5-1-1- Préliminaires : principales raisons pour l’utilisation de ces modèles extérieurs

Autant l’utilisation de métaphores permet souvent, en superposition à un champ conceptuel particulier, de cerner une réalité complexe d’un seul coup d’œil, autant l’utilisation d’un modèle extérieur à son champ théorique me semble à la fois pouvoir enrichir et parfois rendre plus clair certaines de ces notions. Lorsque ceci est nécessaire, il paraît utile, voire central, de travailler avec ces outils extérieurs de la façon la plus pointue pour éclaircir leur aspect heuristique, ce qui peut justifier amplement de la raison de leur utilisation.

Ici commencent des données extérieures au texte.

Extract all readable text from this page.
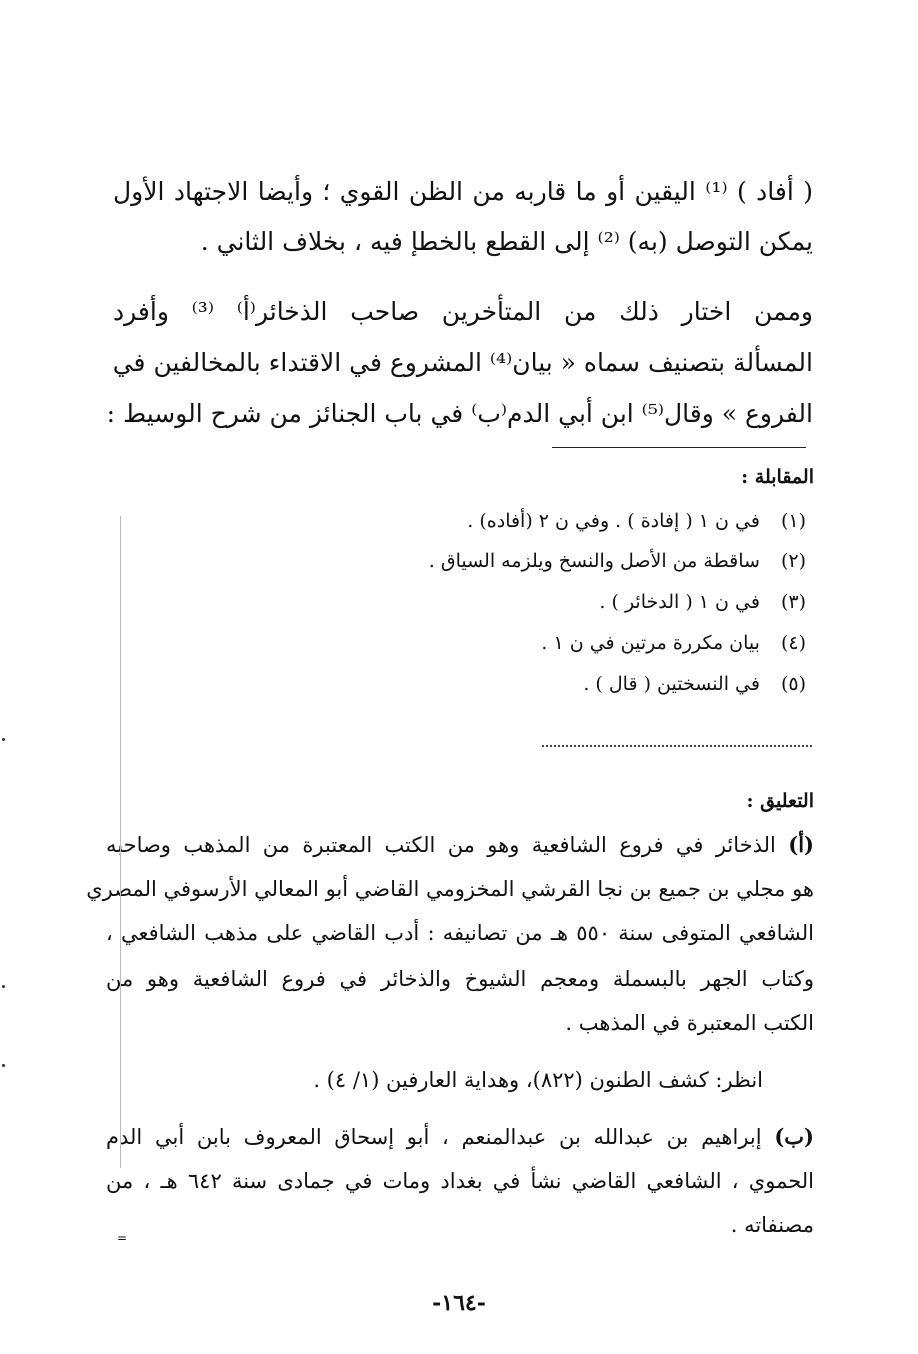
( أفاد ) ⁽¹⁾ اليقين أو ما قاربه من الظن القوي ؛ وأيضا الاجتهاد الأول
يمكن التوصل (به) ⁽²⁾ إلى القطع بالخطإ فيه ، بخلاف الثاني .
وممن اختار ذلك من المتأخرين صاحب الذخائر⁽أ⁾ ⁽³⁾ وأفرد
المسألة بتصنيف سماه « بيان⁽⁴⁾ المشروع في الاقتداء بالمخالفين في
الفروع » وقال⁽⁵⁾ ابن أبي الدم⁽ب⁾ في باب الجنائز من شرح الوسيط :
المقابلة :
(١) في ن ١ ( إفادة ) . وفي ن ٢ (أفاده) .
(٢) ساقطة من الأصل والنسخ ويلزمه السياق .
(٣) في ن ١ ( الدخائر ) .
(٤) بيان مكررة مرتين في ن ١ .
(٥) في النسختين ( قال ) .
التعليق :
(أ) الذخائر في فروع الشافعية وهو من الكتب المعتبرة من المذهب وصاحبه
هو مجلي بن جميع بن نجا القرشي المخزومي القاضي أبو المعالي الأرسوفي المصري
الشافعي المتوفى سنة ٥٥٠ هـ من تصانيفه : أدب القاضي على مذهب الشافعي ،
وكتاب الجهر بالبسملة ومعجم الشيوخ والذخائر في فروع الشافعية وهو من
الكتب المعتبرة في المذهب .
انظر: كشف الطنون (٨٢٢)، وهداية العارفين (١/ ٤) .
(ب) إبراهيم بن عبدالله بن عبدالمنعم ، أبو إسحاق المعروف بابن أبي الدم
الحموي ، الشافعي القاضي نشأ في بغداد ومات في جمادى سنة ٦٤٢ هـ ، من
مصنفاته .
=
-١٦٤-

Je perçois la validité conceptuelle de l’emploi des outils suivants : objet fractal ; force de gravité et attracteur étrange, concepts empruntées à la physique, en cela que, durant les cinq années et demi passées en compagnie d’une population de psychotiques déficitaires et autistes dans le cadre d’un atelier peinture, ces concepts extérieurs m‘ont paru porteur de signification dans ce que j’observais. Ils ont certes par moments été rejetés par crainte de mélanger des champs trop différents, mais ils revenaient avec insistance. Au final, ils sont constamment demeurés en toile de fond pour guider ma pensée, celle-ci si souvent malmenée par ce qui a trop souvent pu m’apparaître comme une pauvreté des processus de symbolisations de la population à laquelle j’avais affaire. A chaque fois que, pris d’une dépression passagère ou d’une envie tenace de tout arrêter, à chaque fois que mon optimisme se trouvait débordé par mon impatience, l’usage de ce que je ne concevais que comme métaphores me servait de guide. Ce guide était néanmoins à cette époque certes encore très flou, encore plaqué sur toute une série d’autres théories qui éclairaient sporadiquement, à certaines périodes, mon appareil (à continuer) à penser les pensées.

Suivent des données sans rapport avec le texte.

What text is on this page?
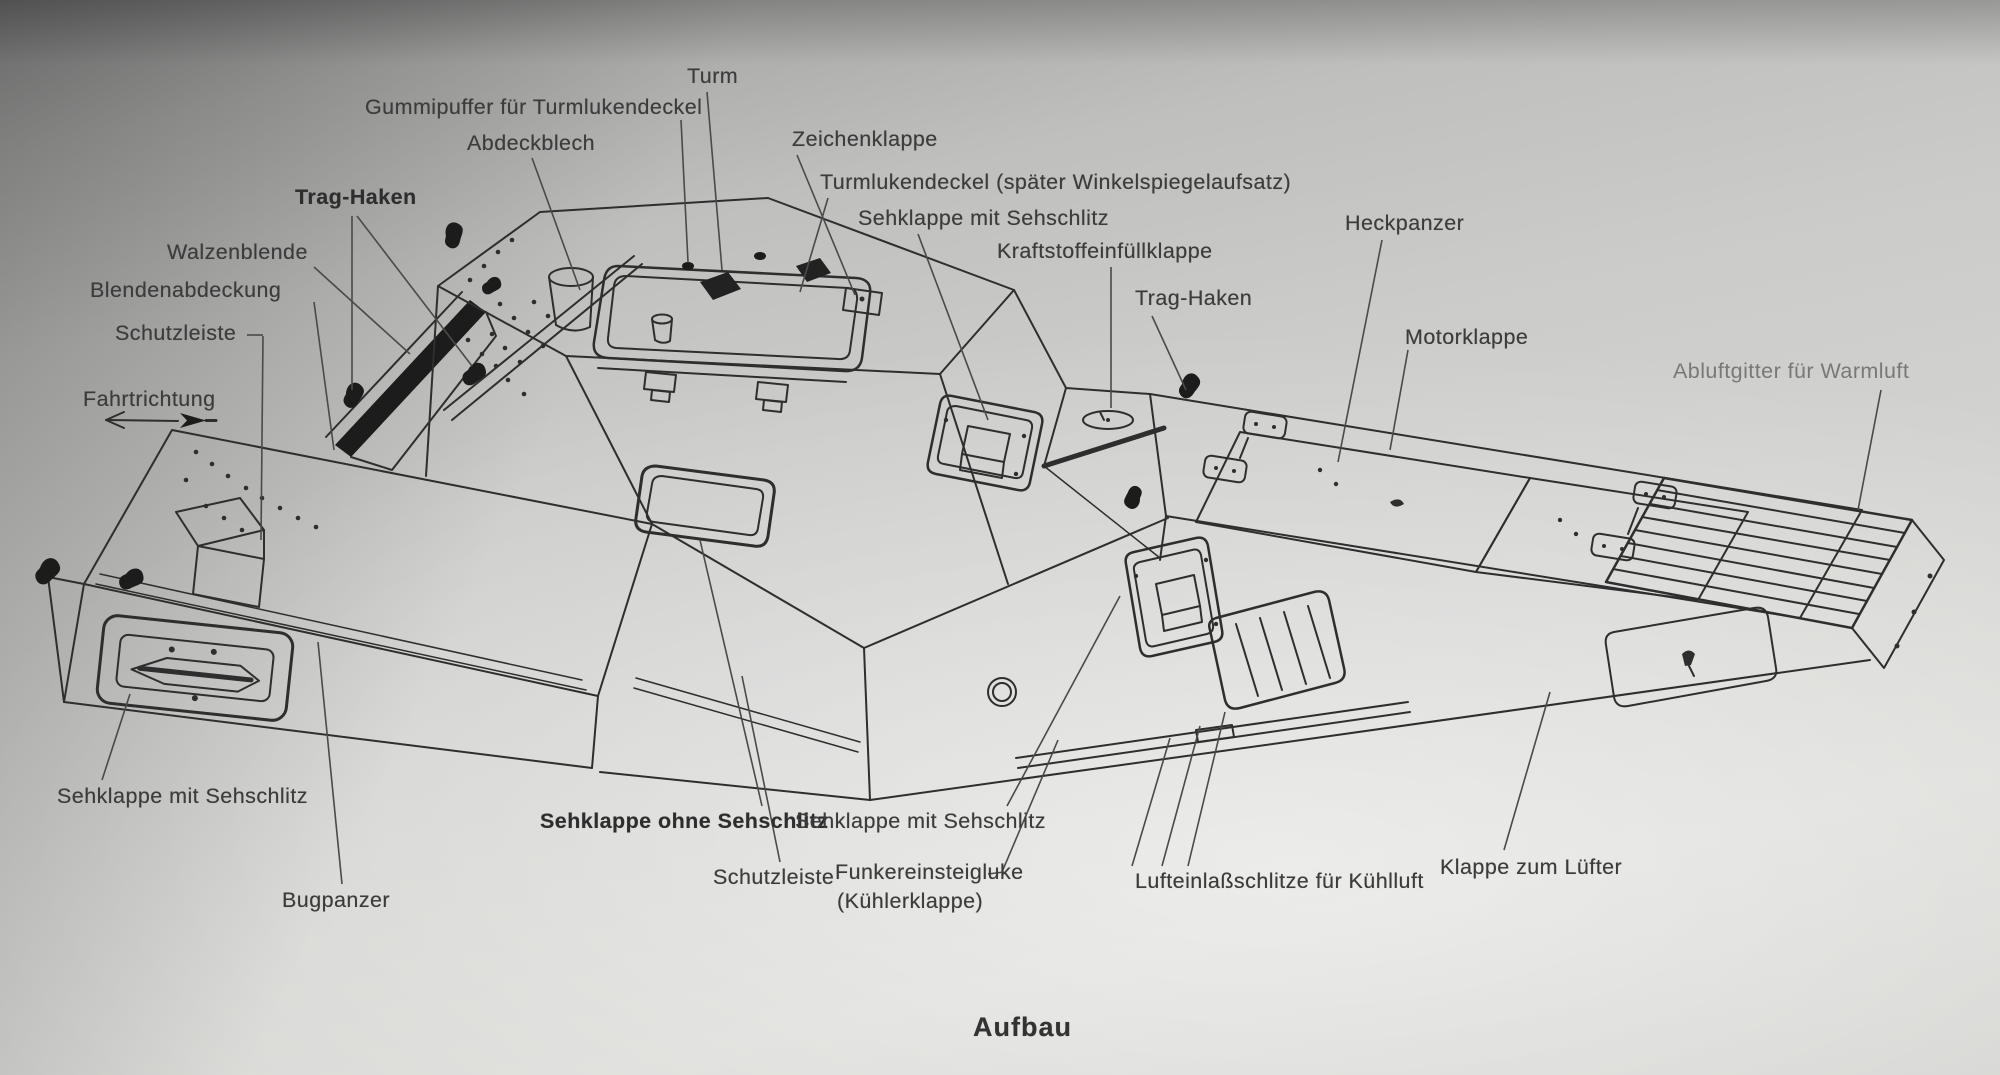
Turm
Gummipuffer für Turmlukendeckel
Abdeckblech	Zeichenklappe
Turmlukendeckel (später Winkelspiegelaufsatz)
Sehklappe mit Sehschlitz
Kraftstoffeinfüllklappe
Trag-Haken
Heckpanzer
Motorklappe
Abluftgitter für Warmluft
Trag-Haken
Walzenblende
Blendenabdeckung
Schutzleiste
Fahrtrichtung
Sehklappe mit Sehschlitz
Bugpanzer
Sehklappe ohne Sehschlitz
Sehklappe mit Sehschlitz
Schutzleiste Funkereinsteigluke
(Kühlerklappe)
Lufteinlaßschlitze für Kühlluft
Klappe zum Lüfter
Aufbau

Pris alors d’une difficulté surmoïque pour tuer mon père interne et pouvoir vraiment m’installer et percer dans ma recherche 10 , j’avais à chaque fois tendance à exclure ce canevas encore très global et mal différencié, et revenais sur des points plus réducteurs de ma problématique qui m’empêchaient toute vision d’ensemble. Craignant de faire un grand écart trop important dans la forme et d’avoir une vision trop éloignée des centres d’intérêts cliniques et métapsychologiques dans le fond, je laissais provisoirement tout cela de côté. J’alternais alors entre une vision holistique et réductionniste, ne parvenant pas à concevoir toutes les parties afin d’enfin pouvoir en assembler le tout.

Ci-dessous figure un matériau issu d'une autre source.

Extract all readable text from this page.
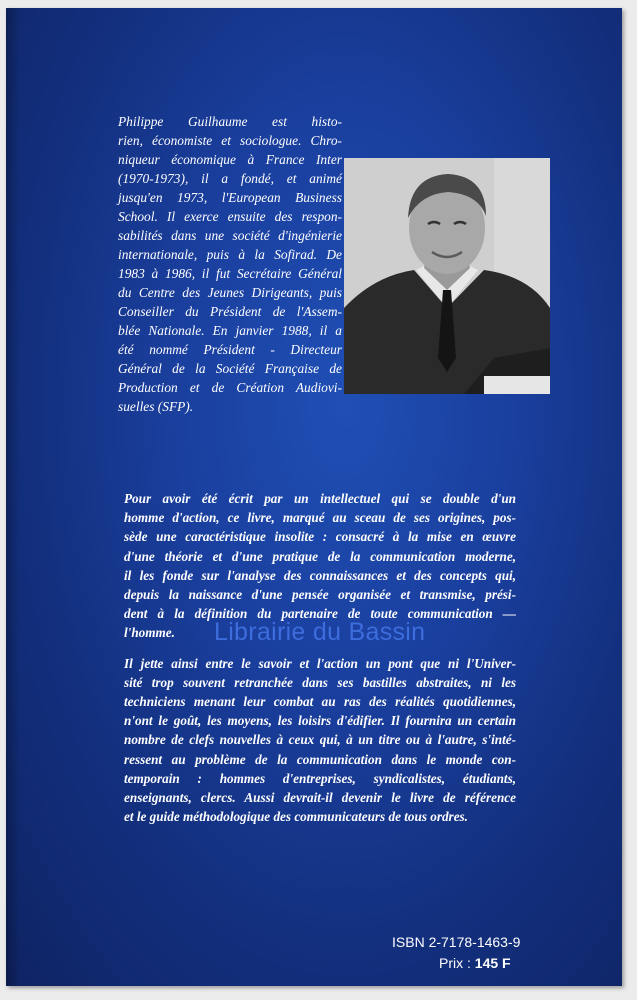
Philippe Guilhaume est histo-
rien, économiste et sociologue. Chro-
niqueur économique à France Inter
(1970-1973), il a fondé, et animé
jusqu'en 1973, l'European Business
School. Il exerce ensuite des respon-
sabilités dans une société d'ingénierie
internationale, puis à la Sofirad. De
1983 à 1986, il fut Secrétaire Général
du Centre des Jeunes Dirigeants, puis
Conseiller du Président de l'Assem-
blée Nationale. En janvier 1988, il a
été nommé Président - Directeur
Général de la Société Française de
Production et de Création Audiovi-
suelles (SFP).
Pour avoir été écrit par un intellectuel qui se double d'un
homme d'action, ce livre, marqué au sceau de ses origines, pos-
sède une caractéristique insolite : consacré à la mise en œuvre
d'une théorie et d'une pratique de la communication moderne,
il les fonde sur l'analyse des connaissances et des concepts qui,
depuis la naissance d'une pensée organisée et transmise, prési-
dent à la définition du partenaire de toute communication —
l'homme.
Il jette ainsi entre le savoir et l'action un pont que ni l'Univer-
sité trop souvent retranchée dans ses bastilles abstraites, ni les
techniciens menant leur combat au ras des réalités quotidiennes,
n'ont le goût, les moyens, les loisirs d'édifier. Il fournira un certain
nombre de clefs nouvelles à ceux qui, à un titre ou à l'autre, s'inté-
ressent au problème de la communication dans le monde con-
temporain : hommes d'entreprises, syndicalistes, étudiants,
enseignants, clercs. Aussi devrait-il devenir le livre de référence
et le guide méthodologique des communicateurs de tous ordres.
ISBN 2-7178-1463-9
Prix : 145 F
Librairie du Bassin
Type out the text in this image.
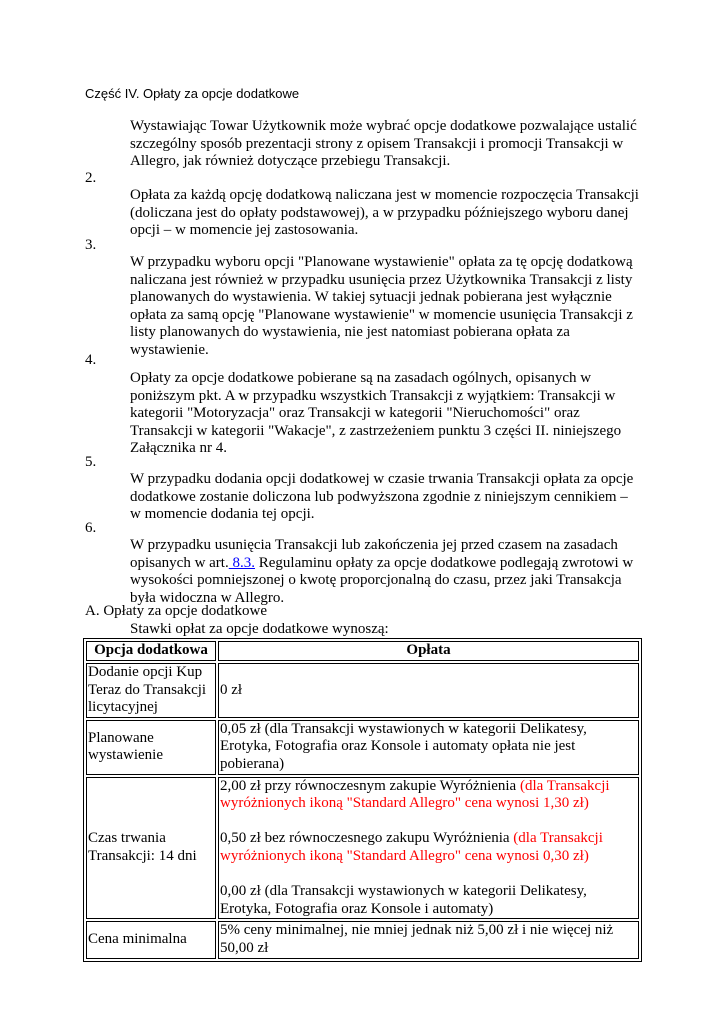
Część IV. Opłaty za opcje dodatkowe
Wystawiając Towar Użytkownik może wybrać opcje dodatkowe pozwalające ustalić szczególny sposób prezentacji strony z opisem Transakcji i promocji Transakcji w Allegro, jak również dotyczące przebiegu Transakcji.
2.
Opłata za każdą opcję dodatkową naliczana jest w momencie rozpoczęcia Transakcji (doliczana jest do opłaty podstawowej), a w przypadku późniejszego wyboru danej opcji – w momencie jej zastosowania.
3.
W przypadku wyboru opcji "Planowane wystawienie" opłata za tę opcję dodatkową naliczana jest również w przypadku usunięcia przez Użytkownika Transakcji z listy planowanych do wystawienia. W takiej sytuacji jednak pobierana jest wyłącznie opłata za samą opcję "Planowane wystawienie" w momencie usunięcia Transakcji z listy planowanych do wystawienia, nie jest natomiast pobierana opłata za wystawienie.
4.
Opłaty za opcje dodatkowe pobierane są na zasadach ogólnych, opisanych w poniższym pkt. A w przypadku wszystkich Transakcji z wyjątkiem: Transakcji w kategorii "Motoryzacja" oraz Transakcji w kategorii "Nieruchomości" oraz Transakcji w kategorii "Wakacje", z zastrzeżeniem punktu 3 części II. niniejszego Załącznika nr 4.
5.
W przypadku dodania opcji dodatkowej w czasie trwania Transakcji opłata za opcje dodatkowe zostanie doliczona lub podwyższona zgodnie z niniejszym cennikiem – w momencie dodania tej opcji.
6.
W przypadku usunięcia Transakcji lub zakończenia jej przed czasem na zasadach opisanych w art. 8.3. Regulaminu opłaty za opcje dodatkowe podlegają zwrotowi w wysokości pomniejszonej o kwotę proporcjonalną do czasu, przez jaki Transakcja była widoczna w Allegro.
A. Opłaty za opcje dodatkowe
Stawki opłat za opcje dodatkowe wynoszą:
Opcja dodatkowa	Opłata
Dodanie opcji Kup Teraz do Transakcji licytacyjnej	0 zł
Planowane wystawienie	0,05 zł (dla Transakcji wystawionych w kategorii Delikatesy, Erotyka, Fotografia oraz Konsole i automaty opłata nie jest pobierana)
Czas trwania Transakcji: 14 dni	2,00 zł przy równoczesnym zakupie Wyróżnienia (dla Transakcji wyróżnionych ikoną "Standard Allegro" cena wynosi 1,30 zł)
0,50 zł bez równoczesnego zakupu Wyróżnienia (dla Transakcji wyróżnionych ikoną "Standard Allegro" cena wynosi 0,30 zł)
0,00 zł (dla Transakcji wystawionych w kategorii Delikatesy, Erotyka, Fotografia oraz Konsole i automaty)

Cena minimalna	5% ceny minimalnej, nie mniej jednak niż 5,00 zł i nie więcej niż 50,00 zł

A cette époque chaque période de dissipation des doutes me démontrait néanmoins la validité et le caractère opérationnel de ce canevas. Ce fut alors lui qui me guida (de façon alors très empirique faute d’avoir pu encore ramener ces concepts extérieurs dans mon champ d’investigation) lors de l’écriture de mon DEA. D’autres « découvertes » ultérieures, durant cette phase difficile d’élaboration de cette thèse, furent en partie validées soit par des écrits issus d’auteurs publiés (notamment par J. Doron, 2002, lorsqu’il souligne l’existence de signifiants formels dans les traces graphiques), soit par des résonances émises par mon directeur de recherche ou des étudiants de son séminaire.

S’il ne me semblait alors, fort de ces quelques appuis, ne pas pouvoir faire entièrement fausse route, il restait néanmoins que je ne parvenais pas à unifier mes pensées. Plutôt que fécondes, j’avais l’impression qu’elles ne parvenaient à terminer aucune démonstration, tout restait encore intuition.

Il ne me semble plus en être là à présent pour la bonne et simple raison que l’effort actuel va dans le sens d’une construction plus unifiée.

Notes
10.

Problématique mise en lumière par D. Anzieu, 1981, en ce qui concerne la phase obligée du dépassement du conflit moi/ surmoi / idéal du moi.